East also received some unlikely feedback from a particular viewer.
"I ended up getting a really nice letter from my father-in-law congratulating me being a part of history and stepping in to possibly help end the Cold War," he recalls.
"The Day After" didn't have quite that same sense of cultural gravitas in Australia, according to Harvey.
"It was shown on TV in 1984. But it wasn't the huge controversy that it was in the States. A lot of people I talked to here (in Australia) haven't heard about it," says the 25-year-old Harvey, who only saw the film for the first time a few years ago.
However, Harvey says the nuclear issue was a hot-button cause on his continent.
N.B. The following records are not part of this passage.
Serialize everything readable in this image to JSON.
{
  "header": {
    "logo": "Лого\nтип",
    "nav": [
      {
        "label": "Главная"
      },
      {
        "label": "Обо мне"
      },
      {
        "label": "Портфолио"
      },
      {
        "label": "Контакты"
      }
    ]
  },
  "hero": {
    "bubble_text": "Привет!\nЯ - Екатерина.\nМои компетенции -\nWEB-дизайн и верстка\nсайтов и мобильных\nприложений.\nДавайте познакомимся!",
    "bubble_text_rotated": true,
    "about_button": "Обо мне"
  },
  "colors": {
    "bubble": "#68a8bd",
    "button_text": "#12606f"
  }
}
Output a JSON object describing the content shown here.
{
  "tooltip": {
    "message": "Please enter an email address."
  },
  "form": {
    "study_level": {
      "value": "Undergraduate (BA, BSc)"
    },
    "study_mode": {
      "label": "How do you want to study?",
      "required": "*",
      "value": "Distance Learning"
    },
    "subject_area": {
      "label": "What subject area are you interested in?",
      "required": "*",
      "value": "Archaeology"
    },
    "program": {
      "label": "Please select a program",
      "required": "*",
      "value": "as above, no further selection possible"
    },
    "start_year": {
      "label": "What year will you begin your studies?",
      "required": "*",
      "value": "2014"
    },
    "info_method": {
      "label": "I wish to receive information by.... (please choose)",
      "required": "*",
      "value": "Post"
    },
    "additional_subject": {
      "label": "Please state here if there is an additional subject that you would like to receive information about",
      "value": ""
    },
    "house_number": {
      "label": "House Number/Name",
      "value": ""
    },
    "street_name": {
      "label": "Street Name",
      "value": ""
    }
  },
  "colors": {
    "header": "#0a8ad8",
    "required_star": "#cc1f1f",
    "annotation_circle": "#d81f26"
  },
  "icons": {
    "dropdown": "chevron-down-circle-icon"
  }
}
This took the form of a movement against Australian uranium mining, with the perception being that these mines were contributing to the arms buildup among the superpowers.
Back in the U.S., the airing of "The Day After" generated significant political fallout.
"'The Day After' changed Ronald Reagan's mind about the feasibility of a winnable nuclear war," Meyer says.
"Both in his memoir, also in 'Dutch,' Edmund Morris' Reagan biography, and in my personal conversations with Morris, who hung around the Reagan White House for years while gathering material for the book, I learned how rocked Reagan was by the film and how, as a result, he went to Reykjavik (in 1986) and signed the intermediate range weapons treaty with (Mikhail) Gorbachev - to the consternation of fellow conservatives."
Meyer, a former Oscar nominee for screenwriting, still considers the making of the film as the most worthwhile experience in which he was ever involved.
Residents of Lawrence will be offered the opportunity to speak about their experiences with making the film or reactions to watching it. Harvey will be conducting interviews in the upper lobby of the Eldridge Hotel, 701 Mass., between Nov. 21 through 24. Participants are encouraged to contact him at 841-0314 or firstname.lastname@example.org.
Harvey mentions he recently taught a class at Macquarie titled "The World Since 1945."
He adds, "'The Day After' is a big part of that world."